L’ouragan Salvini frappe encore une fois (ou deux…)2 min de lecture

Son départ en trombe du gouvernement Comte en août 2019 avait provoqué la risée des adversaires politiques de la Ligue. « C’est un mauvais coup politique », « Matteo Salvini a joué et perdu son pari », « C’était un calcul dangereux, il n’a pas saisi la complexité d’une république parlementaire comme l’Italie », « il perd en crédibilité », s’enjouaient ses opposants. La réalité, c’est que depuis les élections générales de 2018 qui l’avaient porté au pouvoir, le leader de la Lega a remporté absolument toutes les élections régionales, les unes après les autres. Et son départ du gouvernement n’a entaché d’aucune manière son titre d’homme politique le plus populaire d’Italie. Après avoir remporté les Abruzzes par 48 %, la Basilicate avec 42 %, l’Ombrie à 57 %, le Piémont à 49,9 %, Le Molise à 42 % et bien d’autres encore, Matteo Salvini a remporté ce soir une éclatante victoire auprès de ses compatriotes, arrachant une nouvelle région aux socialistes du Parti Démocrate, En effet, la Calabre, du sud de l’Italie, a été remportée par la coalition de centre-droit par 50 à 52 % selon les premières estimations. Quant à l’Emilie-Romagne, bastion historique du PD, à sa tête depuis les années 1970, et vers qui tous les regards italiens et européens étaient tournés, si la coalition menée par Salvini n’a pas parvenu à prendre la région, n’atteignant que 45 % des voix environ, contre près de 49% pour les socialistes, elle a en revanche écrasé définitivement et broyé sans pitié le mouvement cinq étoiles, perdu à 4 misérables pourcents, score assez lamentable pour un parti de gouvernement…
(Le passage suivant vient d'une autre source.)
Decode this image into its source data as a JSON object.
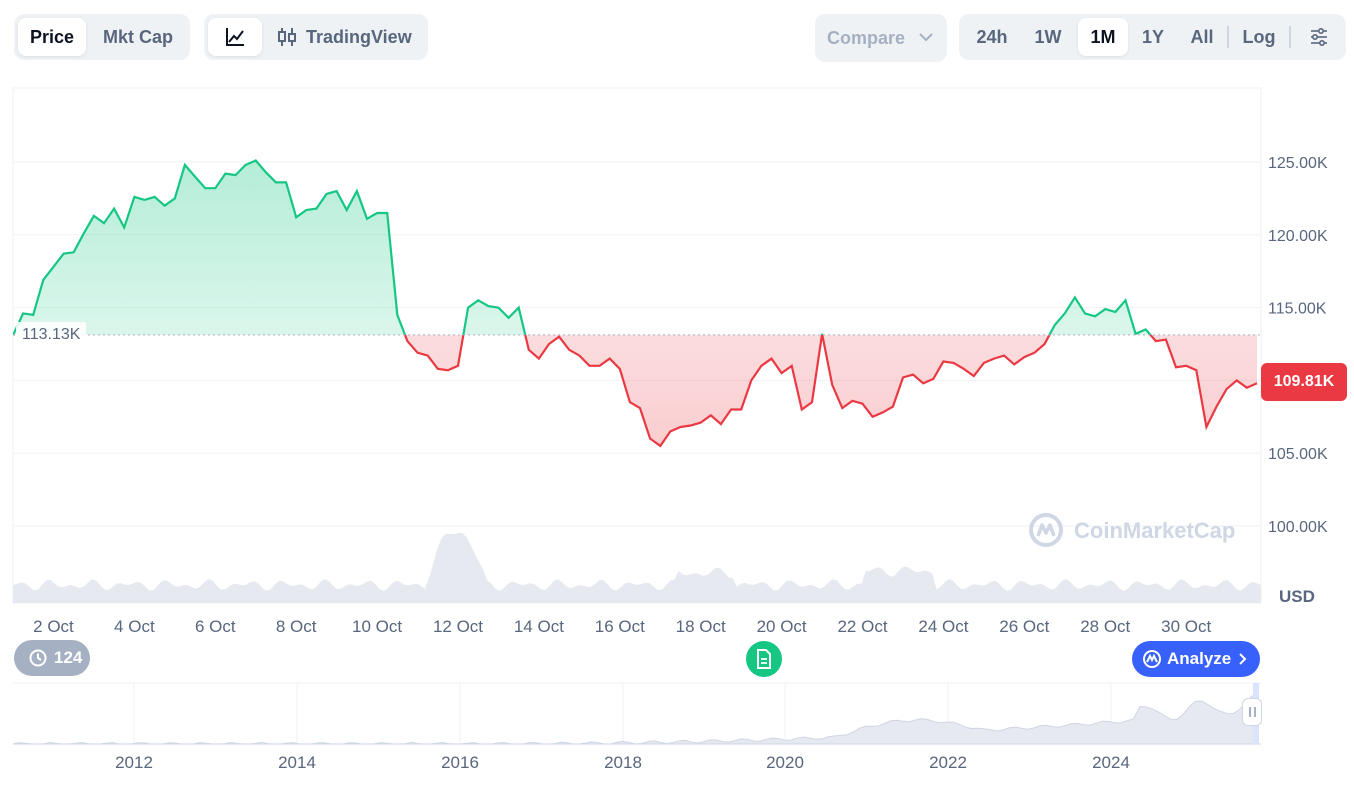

On avait jugé Donald Trump fou, Boris Johnson idiot, Salvini mauvais joueur. Personne ne voulait croire à ce que ce dernier préparait. Désormais, chaque jour en révèle un peu plus sur l’intelligence politique du Milanais. Car en mettant fin à l’alliance gouvernementale nouée avec le 5 étoiles, Salvini ne s’est pas contenté de garder sa popularité auprès des foules. Non, il a fait bien plus que cela ! Il a forcé son ancien allié, Luigi Di Maio, patron du mouvement 5 étoiles, à s’allier au seul parti capable de donner une majorité gouvernementale : les démocrates du PD, ceux-là mêmes que di Maio présentait comme le parti du système, le principal adversaire de l’Italie, les responsables des désastres politiques de ces dernières années.

Les élections générales de 2018 n’avaient donné à la Ligue de Salvini qu’un seul concurrent : sortie première du scrutin avec 37 % des voix, l’alliance de centre-droit n’était talonnée que par Luigi par Di Maio, à 32,7 %. Loin derrière, le PD sauvait les meubles en pointant un peu au dessus des 20 %. La Ligue n’avait donc qu’un adversaire : en la forçant à cette alliance gouvernementale contre-nature, elle l’a forcé à se trahir lui-même. Quel coup splendide ! Désormais seul parti digne et incarné par un leader charismatique, plus rien ne semble arrêter la Ligue, désormais à la tête de 13 régions italiennes sur 20, et en perpétuelle ascension.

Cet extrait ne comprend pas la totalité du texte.